The Ugandan rector delivered a powerful homily from texts in Isaiah 1 and Luke 19, laments by God over the blind wickedness of His people, Israel and Jerusalem specifically. And in his sermon, I heard clues as to why Ugandans resort to mob justice. He blasted the corruption of the police and legal system of the country which renders them largely impotent to address justice issues for the people of Uganda. At the same time, the preacher, in blistering terms, told the congregation that mob justice had no place among serious Christians. He was equally emphatic that witchcraft and child sacrifice should not be part of Christian society, both of which occur locally as well as in other parts of Uganda.
“The police are paid hardly anything,” said Brian, a U.S. attorney from Savannah, Georgia, serving as associate dean and instructor in UCU’s law school. “They can’t live on what they are paid so naturally, for survival, they take bribes. The people feel they have no options for justice. I certainly don’t condone mob justice but I can see why it happens.”
Life in next door Rwanda has taken a dramatic turn in the direction of social order (they have traffic rules which are enforced and generally obeyed, for example) and prosperity. I asked Brian if Rick Warren, whose purpose driven ministry has focused on Rwanda, had anything to do with this. “I think it’s because their leader makes autocratic decisions for the benefit of the country which simply have to be followed,” said Brian. “For example, he decided that English rather than French was what all their school children needed to learn and so English rather than French is now being taught in their schools. His reasoning was that English was more practical.”

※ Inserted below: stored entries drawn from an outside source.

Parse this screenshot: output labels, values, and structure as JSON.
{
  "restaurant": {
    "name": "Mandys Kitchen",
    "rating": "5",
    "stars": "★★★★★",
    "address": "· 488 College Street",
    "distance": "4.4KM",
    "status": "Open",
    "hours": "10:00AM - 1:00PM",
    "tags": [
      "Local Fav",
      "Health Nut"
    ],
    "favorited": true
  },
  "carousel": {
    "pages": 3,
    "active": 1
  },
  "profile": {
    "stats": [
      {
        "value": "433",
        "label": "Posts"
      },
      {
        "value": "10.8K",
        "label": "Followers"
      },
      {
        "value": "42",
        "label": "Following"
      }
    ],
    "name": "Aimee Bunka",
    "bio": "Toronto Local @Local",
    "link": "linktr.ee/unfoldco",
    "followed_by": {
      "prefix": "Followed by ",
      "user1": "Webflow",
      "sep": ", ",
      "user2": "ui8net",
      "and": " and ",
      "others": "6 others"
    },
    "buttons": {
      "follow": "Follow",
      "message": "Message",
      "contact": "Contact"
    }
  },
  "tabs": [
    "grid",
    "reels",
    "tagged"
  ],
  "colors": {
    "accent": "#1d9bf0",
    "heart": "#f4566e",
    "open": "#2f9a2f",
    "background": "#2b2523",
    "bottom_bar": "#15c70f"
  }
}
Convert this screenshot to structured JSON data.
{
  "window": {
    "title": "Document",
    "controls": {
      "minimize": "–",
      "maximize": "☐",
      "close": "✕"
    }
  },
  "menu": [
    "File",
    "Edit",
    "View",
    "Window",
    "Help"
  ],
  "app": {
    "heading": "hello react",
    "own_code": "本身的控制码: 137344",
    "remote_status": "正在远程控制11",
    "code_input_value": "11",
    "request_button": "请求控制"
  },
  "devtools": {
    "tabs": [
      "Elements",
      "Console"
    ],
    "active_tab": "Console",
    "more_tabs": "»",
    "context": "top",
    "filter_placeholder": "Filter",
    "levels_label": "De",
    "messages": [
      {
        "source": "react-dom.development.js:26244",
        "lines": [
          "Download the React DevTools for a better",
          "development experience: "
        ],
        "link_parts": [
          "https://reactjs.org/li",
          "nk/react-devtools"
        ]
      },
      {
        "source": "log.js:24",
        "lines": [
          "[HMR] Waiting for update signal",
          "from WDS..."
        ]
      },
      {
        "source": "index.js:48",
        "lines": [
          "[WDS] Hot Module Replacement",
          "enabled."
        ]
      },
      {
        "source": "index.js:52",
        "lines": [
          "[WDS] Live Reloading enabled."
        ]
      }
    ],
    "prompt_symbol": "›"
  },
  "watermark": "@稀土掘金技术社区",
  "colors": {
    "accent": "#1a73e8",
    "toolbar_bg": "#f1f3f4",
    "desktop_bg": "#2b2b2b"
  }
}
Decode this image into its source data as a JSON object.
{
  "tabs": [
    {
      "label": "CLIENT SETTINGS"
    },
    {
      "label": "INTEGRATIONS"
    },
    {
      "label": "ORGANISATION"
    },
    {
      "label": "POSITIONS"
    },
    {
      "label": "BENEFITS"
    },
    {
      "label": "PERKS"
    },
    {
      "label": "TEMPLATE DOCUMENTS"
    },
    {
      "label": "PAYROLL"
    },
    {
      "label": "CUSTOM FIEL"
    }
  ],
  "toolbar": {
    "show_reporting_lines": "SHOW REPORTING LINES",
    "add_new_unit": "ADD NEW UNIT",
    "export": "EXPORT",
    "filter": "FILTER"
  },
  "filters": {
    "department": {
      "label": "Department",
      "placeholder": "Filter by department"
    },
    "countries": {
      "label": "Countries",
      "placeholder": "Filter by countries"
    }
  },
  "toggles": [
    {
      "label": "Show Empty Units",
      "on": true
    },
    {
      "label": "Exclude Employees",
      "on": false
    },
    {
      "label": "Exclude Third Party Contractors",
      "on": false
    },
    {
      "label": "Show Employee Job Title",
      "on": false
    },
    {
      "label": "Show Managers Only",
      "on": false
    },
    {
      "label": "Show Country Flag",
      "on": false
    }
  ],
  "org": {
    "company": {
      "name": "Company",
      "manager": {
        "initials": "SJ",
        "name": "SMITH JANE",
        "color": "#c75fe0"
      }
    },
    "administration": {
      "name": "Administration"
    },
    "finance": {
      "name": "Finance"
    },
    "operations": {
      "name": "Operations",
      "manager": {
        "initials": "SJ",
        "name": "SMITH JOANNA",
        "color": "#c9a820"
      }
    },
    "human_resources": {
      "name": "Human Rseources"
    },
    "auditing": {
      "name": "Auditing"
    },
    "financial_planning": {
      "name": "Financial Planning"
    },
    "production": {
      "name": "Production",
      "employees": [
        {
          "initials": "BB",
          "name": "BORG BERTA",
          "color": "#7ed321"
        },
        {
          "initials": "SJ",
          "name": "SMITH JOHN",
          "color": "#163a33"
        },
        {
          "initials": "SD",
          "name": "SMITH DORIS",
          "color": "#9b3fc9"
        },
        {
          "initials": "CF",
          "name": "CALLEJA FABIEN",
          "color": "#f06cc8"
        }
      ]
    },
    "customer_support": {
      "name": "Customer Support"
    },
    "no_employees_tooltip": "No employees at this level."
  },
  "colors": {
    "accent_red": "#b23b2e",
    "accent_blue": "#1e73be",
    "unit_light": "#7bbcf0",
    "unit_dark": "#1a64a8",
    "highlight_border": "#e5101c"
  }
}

“What would you do for Uganda if you would have five years as a benevolent dictator here?” I persisted.
“I would invest heavily in improving agriculture,” he said, “and reducing the birth rate. The population growth is threatening the future of this country.”
At the front of this campus is a new, large, brightly designed and well equipped building which houses the newly founded “Save the Mothers” MPH program. A Canadian obstetrician, motivated by the high infant and maternal mortality rates in Uganda, has put her considerable social muscle behind a funding organization and a master’s degree in infant and maternal public health at UCU. Organizations whose missions involve rescue of mothers and children abound but even so, they are a drop in the ocean of need. The nascent nursing program at UCU, meanwhile, struggles from semester to semester with high hopes and dedicated instructors but with nothing like the financial or social capital of the STM program.
It is an open air market of contradictions: mobs acting in murderous dispensation of justice, a church packed beyond capacity to hear about a lamenting God Who, in Lewis’ words, wants to pay them the “intolerable compliment” of loving them*, a population multiplying itself towards catastrophe of sword, plague or famine, and compassionate ministries of rescue towards mothers and infants.
*Lewis, CS. (1996) The Problem of Pain, p. 47. New York: HarperCollins. First published in 1940 by Macmillan.
Ruby – I think of you so often as you have been a part of my morning “routine” for so many years!!. I looked at my atlas today to get a better perspective of your locale. Please know that you are missed, prayed for often, and envied for your spirit of adventure!!